Indian Prime Minister, Narendra Modi and Crown Prince of UAE Sheikh Mohammed bin Zayed Al Nahyan in August (Photo: Narendra Modi official Flickr Commons)

Nadine Osman

Indian Prime Minister, Narendra Modi, on August 25 received the United Arab Emirates (UAE) highest civilian honour, as rights activists condemn Modi Government’s brutal clampdown on the Muslim-majority Indian Administered Kashmir.

The Gulf nation’s Ambassador to India, Ahmad Al Banna, observed that the recognition of states is not a unique incident in the history of independent India and that it was mainly aimed at reducing regional disparity and improving efficiency.

“The reorganisation of states is not a unique incident in the history of independent India and that it was mainly aimed at reducing regional disparity and improving efficiency.

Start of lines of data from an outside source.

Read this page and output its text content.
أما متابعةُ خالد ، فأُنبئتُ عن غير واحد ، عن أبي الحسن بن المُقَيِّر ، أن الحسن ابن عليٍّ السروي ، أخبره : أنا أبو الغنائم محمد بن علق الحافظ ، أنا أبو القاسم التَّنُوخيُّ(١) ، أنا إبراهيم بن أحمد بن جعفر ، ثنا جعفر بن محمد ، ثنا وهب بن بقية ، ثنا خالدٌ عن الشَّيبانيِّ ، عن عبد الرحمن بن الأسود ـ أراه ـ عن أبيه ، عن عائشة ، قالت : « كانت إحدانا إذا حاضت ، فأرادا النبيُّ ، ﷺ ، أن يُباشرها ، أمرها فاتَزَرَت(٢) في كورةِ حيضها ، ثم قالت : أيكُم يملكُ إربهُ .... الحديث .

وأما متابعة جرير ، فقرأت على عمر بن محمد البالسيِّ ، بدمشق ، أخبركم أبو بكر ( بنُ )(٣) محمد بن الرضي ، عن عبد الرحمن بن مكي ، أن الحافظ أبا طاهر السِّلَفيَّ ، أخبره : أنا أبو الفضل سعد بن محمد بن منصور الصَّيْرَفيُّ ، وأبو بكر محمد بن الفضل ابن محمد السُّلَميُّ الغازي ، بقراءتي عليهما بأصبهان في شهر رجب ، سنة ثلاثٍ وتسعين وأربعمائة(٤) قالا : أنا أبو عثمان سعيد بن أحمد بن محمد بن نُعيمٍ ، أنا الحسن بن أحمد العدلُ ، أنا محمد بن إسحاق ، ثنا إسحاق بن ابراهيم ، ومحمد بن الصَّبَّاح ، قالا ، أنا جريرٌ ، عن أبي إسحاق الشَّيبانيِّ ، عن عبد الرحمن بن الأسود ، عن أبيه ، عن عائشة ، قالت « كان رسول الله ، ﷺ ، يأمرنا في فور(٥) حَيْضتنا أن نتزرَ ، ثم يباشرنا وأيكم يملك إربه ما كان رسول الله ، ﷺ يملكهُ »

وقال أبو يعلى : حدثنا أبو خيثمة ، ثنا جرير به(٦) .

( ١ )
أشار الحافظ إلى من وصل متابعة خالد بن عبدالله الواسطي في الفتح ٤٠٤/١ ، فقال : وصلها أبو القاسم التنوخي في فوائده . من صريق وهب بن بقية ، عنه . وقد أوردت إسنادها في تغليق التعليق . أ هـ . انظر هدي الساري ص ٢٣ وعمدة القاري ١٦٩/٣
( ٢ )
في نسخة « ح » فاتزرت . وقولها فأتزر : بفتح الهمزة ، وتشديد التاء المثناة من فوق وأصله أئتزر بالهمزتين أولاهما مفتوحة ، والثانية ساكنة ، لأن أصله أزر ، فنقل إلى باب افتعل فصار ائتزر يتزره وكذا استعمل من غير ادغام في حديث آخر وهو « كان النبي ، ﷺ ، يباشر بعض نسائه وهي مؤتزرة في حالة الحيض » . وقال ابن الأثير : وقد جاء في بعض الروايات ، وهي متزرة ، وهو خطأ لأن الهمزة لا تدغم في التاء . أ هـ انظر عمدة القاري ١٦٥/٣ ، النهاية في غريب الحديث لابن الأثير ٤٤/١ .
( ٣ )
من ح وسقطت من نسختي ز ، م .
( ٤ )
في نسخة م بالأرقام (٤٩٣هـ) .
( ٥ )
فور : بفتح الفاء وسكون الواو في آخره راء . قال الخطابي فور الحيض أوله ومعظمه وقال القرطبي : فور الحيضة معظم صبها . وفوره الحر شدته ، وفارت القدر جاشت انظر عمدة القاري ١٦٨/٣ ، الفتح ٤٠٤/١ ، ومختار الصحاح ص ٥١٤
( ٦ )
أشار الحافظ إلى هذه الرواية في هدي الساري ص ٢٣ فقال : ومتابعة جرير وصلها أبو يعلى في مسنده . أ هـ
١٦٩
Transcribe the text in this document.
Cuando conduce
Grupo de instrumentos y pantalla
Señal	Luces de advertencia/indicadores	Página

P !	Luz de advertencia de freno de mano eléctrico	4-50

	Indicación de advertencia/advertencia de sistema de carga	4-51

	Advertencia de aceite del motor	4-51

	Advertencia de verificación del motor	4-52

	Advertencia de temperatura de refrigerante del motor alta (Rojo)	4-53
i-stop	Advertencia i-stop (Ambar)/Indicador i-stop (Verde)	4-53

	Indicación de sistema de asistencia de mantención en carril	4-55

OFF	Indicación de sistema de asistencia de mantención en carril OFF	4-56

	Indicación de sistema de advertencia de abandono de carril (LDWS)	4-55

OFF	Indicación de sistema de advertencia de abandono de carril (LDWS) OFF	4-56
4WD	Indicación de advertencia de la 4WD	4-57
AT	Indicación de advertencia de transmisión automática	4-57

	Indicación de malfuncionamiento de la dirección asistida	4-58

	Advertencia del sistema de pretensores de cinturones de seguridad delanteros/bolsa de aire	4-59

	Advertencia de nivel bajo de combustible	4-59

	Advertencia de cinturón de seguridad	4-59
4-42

It is an internal matter as stipulated by the Indian Constitution,” the envoy said on August 6.

Further, the UAE hoped that the changes would improve social justice and security and confidence of the people in the local governance and will encourage further stability and peace.

On August 5, Modi revoked provisions of Article 370 that gave special status to Jammu and Kashmir. Modi said he wanted to end the isolation that had kept the state “underdeveloped to serve the vested interests of a few. This isolation also allowed some of the youth to be misguided, get radicalised and take to violence and terrorism.”

Crown Prince Sheikh Mohammed bin Zayed Al Nahyan awarded Modi the Order of Zayed medal during his visit to the capital, reinforcing ties between the two countries.

The Crown Prince personally put the gold medal around Modi’s neck. Modi had been announced as a recipient of the prize in April, days before winning re-election, in a tweet from Sheikh Mohammed bin Zayed Al Nahyan.
Modi thanked the UAE’s leadership for backing India on the issue. He said the UAE had shown “full understanding” of the strong steps India has taken against terrorism. “We have exemplary cooperation to ensure mutual security,” he said.

Modi said strengthening ties with the UAE remained one of the most important foreign policy priorities of his Government. Talking about cooperation in all sectors between India and the UAE, he said the rapport shared between the leaders had helped the countries break new ground.

Not all Muslim countries remained neutral or branded the move an internal matter. Speaking during Friday prayers in Tehran, Iran, last month, Ayatullah Mohammad Ali Movahedi-Kermani, called revoking Kashmir’s autonomy “an ugly act” and warned India “to prevent confrontations with the Muslims” as “this is not in India’s interest or the interest of the region.”

Members of Turkish non-governmental organisations (NGOs) gathered outside the Indian Embassy in Ankara to express solidarity with the oppressed people of Kashmir. Members of the NGOs carried placards reading “The people of Kashmir want freedom” and “Kashmiris should be given the right to choose their political future.”

Senior Turkish lawmaker on September 19 called on the Indian Government to end the worsening human right violations in the State “as immediately as possible.” “Human rights violations have shown a massive increase in Jammu and Kashmir since Aug. 5, 2019,” Hakan Çavuşoğlu, the head of the Turkish Parliament’s Human Rights Commission, said in a statement.

Hakan Çavuşoğlu mentioned how thousands of troops were deployed to the region in early August before India took the sudden, unprecedented move of revoking the region’s special status. “I call on the Indian Government to end the human right violations in Jammu and Kashmir as immediately as possible,” he said.

Human Right Watch (HRW) called on India to immediately release detained Kashmiris who have not been charged with a recognisable offence. Several thousand Kashmiris, including politicians and opposition activists, have been held in preventive detention since August 5. Those detained include approximately 400 elected officials and political leaders, as well as former chief ministers of the State belonging to the National Conference and the Jammu and Kashmir People’s Democratic Party.

The authorities have reportedly detained nearly 4,000 people, including supporters of political parties, separatist leaders, lawyers, journalists, and people who allegedly had records of participating in protests.

There have been serious allegations of torture and beatings. Many detainees have not been allowed to contact their families or lawyers. According to an official document seen by Reuters, as of September 6, the authorities had arrested more than 3,800 people, and of them, 2,600 had been released. The Government should release a list of all detainees and their whereabouts, HRW said.

“Anyone who has been detained in Kashmir without evidence of a crime should be immediately and unconditionally released,” said Meenakshi Ganguly, South Asia Director at HRW. “It is essential for the authorities to allow every detainee access to lawyers and family members.”